Par exemple pour obtenir la propriété définitive de la terre, la manière la moins chère était de détruire les arbres, de brûler la terre, de semer pour planter la prairie et de mettre quelques têtes de bétail. Une fois obtenu le titre de propriété, la terre était revendue à un prix bien supérieur.
Au fur et à mesure de la construction des routes, d’autres problèmes survenaient : déforestation, invasion des terres indigènes, spéculation foncière, brûlis intenses et expulsions.
Endettés les seringueiros vendaient leurs terres aux grands propriétaires ou en étaient expulsés.
Certains d’entre eux pourtant résistèrent en s’unissant dans un mouvement pour sauver la forêt et ceux qui y vivent.
La mobilisation des soldats du caoutchouc
Dans l’état amazonien de l’Acre, avec l’appui de l’église catholique en 1975, la mobilisation va devenir une forme pacifique de résistance ; en masse les seringueiros se plaçaient sur le terrain qui allait être déboisé devant les arbres et demandaient aux promoteurs de se retirer.
L’union des peuples de la forêt
Peu de temps après la Première Rencontre nationale des seringueiros, en 1986, une commission composée de seringueiros et d’indiens s’est rendue à la capitale du pays, Brasília, pour revendiquer les droits des peuples d’Amazonie.

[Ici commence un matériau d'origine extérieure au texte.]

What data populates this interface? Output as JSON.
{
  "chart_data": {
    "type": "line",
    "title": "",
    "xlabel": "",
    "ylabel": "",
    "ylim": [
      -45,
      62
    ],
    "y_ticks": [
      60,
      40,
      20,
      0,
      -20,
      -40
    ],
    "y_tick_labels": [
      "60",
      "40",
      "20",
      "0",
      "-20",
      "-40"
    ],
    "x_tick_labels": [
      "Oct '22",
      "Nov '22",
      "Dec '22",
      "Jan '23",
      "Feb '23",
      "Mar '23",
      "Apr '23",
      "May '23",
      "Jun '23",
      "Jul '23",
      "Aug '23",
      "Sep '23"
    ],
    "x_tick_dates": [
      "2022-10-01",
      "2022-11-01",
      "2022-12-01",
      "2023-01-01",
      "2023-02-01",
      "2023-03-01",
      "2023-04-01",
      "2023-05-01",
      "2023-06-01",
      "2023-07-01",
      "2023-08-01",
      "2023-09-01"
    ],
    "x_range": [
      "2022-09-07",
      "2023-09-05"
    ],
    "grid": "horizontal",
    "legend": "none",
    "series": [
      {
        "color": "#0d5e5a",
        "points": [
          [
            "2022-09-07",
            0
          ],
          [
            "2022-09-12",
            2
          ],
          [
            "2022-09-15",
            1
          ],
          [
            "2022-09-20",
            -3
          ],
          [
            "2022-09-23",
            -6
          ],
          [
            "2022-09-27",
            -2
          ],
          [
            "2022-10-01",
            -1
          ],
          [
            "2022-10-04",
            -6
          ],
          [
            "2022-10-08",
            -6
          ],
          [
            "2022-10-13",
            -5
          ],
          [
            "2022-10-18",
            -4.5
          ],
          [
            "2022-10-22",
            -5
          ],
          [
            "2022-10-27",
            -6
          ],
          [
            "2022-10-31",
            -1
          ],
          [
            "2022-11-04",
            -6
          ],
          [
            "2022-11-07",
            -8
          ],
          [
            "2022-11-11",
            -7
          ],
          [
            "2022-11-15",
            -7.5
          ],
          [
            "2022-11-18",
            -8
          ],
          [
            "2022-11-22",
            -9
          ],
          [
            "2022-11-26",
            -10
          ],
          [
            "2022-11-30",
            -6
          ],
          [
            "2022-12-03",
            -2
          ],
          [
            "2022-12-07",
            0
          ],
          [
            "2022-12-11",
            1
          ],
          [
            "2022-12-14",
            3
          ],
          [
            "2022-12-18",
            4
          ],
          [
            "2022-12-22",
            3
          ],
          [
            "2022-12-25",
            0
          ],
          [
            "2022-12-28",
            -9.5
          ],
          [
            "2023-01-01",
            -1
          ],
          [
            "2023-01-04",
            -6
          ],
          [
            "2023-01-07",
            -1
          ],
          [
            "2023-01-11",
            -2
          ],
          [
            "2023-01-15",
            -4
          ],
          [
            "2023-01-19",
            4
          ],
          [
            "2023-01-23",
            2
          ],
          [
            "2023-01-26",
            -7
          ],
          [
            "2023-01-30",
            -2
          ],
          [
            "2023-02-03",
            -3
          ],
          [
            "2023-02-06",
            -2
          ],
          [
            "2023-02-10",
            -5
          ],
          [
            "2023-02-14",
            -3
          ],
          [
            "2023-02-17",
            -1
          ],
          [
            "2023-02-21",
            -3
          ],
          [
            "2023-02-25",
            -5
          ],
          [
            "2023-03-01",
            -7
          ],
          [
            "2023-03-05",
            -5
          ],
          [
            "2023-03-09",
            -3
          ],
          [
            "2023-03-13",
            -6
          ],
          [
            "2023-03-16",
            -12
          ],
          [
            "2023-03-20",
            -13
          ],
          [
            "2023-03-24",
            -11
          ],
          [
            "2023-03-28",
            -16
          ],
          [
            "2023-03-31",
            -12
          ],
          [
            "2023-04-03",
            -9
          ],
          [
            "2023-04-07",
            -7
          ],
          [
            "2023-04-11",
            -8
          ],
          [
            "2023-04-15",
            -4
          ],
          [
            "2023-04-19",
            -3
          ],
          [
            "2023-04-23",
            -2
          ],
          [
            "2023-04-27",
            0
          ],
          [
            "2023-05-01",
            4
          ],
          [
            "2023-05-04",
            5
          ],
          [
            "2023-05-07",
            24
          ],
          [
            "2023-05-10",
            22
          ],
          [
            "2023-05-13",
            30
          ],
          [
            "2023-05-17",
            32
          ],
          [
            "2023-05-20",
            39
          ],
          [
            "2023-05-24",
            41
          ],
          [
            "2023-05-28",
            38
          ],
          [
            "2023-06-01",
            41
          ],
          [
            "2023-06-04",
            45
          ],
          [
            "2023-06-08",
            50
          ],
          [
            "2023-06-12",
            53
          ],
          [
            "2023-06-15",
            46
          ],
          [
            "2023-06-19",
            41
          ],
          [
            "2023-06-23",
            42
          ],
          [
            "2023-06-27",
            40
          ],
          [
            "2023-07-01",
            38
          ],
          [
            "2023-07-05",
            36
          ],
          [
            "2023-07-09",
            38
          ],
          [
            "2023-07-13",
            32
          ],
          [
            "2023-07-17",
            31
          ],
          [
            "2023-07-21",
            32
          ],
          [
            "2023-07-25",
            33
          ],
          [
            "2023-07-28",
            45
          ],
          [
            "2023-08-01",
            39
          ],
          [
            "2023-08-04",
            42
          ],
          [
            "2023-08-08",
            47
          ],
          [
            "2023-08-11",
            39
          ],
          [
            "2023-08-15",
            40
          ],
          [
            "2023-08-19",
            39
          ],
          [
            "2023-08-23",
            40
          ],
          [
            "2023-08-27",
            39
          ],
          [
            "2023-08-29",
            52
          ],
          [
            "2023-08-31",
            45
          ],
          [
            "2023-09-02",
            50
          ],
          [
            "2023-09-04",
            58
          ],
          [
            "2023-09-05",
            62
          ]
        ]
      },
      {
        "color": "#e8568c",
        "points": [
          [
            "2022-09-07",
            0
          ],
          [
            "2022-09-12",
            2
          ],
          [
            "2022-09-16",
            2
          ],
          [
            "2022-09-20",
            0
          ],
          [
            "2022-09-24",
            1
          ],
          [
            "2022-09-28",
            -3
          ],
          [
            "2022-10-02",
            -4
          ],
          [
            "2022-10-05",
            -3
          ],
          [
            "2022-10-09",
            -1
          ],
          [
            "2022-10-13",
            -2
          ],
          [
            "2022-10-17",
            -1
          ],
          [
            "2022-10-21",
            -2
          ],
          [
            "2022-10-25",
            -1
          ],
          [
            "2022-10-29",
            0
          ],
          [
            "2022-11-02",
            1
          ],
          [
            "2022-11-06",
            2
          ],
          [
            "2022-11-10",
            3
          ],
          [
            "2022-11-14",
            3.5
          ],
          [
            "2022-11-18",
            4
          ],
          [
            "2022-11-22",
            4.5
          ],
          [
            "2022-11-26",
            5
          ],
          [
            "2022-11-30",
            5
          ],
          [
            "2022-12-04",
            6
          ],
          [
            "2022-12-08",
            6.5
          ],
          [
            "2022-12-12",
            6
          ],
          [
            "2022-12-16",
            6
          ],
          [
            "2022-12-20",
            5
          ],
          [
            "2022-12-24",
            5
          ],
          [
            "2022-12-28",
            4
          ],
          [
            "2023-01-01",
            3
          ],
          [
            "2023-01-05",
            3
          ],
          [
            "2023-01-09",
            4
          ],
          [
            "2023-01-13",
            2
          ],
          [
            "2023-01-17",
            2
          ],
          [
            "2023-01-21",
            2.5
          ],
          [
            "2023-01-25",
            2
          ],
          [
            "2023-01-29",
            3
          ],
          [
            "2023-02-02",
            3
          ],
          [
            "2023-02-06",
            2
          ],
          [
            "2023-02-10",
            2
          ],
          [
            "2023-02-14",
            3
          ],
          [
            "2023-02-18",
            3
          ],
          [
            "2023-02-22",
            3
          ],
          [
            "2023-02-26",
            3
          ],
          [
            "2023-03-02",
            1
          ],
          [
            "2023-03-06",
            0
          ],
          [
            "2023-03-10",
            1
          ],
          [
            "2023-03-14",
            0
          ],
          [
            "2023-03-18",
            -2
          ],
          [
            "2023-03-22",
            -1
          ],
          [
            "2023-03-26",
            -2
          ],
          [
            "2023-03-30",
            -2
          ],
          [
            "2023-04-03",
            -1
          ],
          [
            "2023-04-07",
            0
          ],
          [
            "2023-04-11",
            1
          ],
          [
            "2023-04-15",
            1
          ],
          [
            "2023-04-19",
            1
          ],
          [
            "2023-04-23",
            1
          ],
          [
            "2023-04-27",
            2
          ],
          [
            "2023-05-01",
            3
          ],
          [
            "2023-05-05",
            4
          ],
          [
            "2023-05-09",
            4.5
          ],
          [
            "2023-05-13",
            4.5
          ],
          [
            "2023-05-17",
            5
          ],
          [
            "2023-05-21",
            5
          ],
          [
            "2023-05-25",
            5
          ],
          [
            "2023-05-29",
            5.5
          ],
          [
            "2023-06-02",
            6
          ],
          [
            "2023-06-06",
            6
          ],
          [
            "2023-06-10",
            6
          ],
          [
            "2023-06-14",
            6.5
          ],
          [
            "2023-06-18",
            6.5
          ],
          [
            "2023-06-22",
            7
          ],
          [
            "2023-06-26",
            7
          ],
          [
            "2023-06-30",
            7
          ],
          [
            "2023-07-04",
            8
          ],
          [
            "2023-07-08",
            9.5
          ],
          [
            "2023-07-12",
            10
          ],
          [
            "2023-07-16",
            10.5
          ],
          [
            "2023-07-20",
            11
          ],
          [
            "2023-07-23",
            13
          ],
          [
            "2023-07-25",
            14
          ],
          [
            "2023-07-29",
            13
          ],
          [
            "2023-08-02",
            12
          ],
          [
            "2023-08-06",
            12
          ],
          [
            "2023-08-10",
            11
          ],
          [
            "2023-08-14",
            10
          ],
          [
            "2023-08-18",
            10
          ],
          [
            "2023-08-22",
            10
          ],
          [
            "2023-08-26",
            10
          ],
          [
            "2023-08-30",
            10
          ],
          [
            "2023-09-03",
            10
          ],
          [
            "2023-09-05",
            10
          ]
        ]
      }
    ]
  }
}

Ainsi va naître « l’alliance des peuples de la forêt », qui avait été conceptualisée par le seringueiro Chico Mendes violemment assassiné par les propriétaires terriens, et dont le but était de lutter en faveur de la préservation de la forêt amazonienne.
Indiens et seringueiros, qui auparavant étaient en conflit, se sont unis pour discuter et approfondir la création de réserves d’extraction en Amazonie. Ces réserves sont centrées sur l’utilisation durable des ressources naturelles.
Seul le gouvernement fédéral peut créer les réserves d’extraction. Ce sera fait à travers le programme RESEX. Avec les débats au sein des universités, instituts de recherche, organisations gouvernementales et non gouvernementales, réseaux sociaux, les seringueiros auront une plus grande visibilité nationale et même internationale. En 20 ans, de 1989 à 2009, pratiquement 50 réserves fédérales ont été créées couvrant environ 10 millions d’hectares non seulement en Amazonie mais aussi dans tout le Brésil. En Amazonie, elles manquent cependant d’infra structures (transport et santé).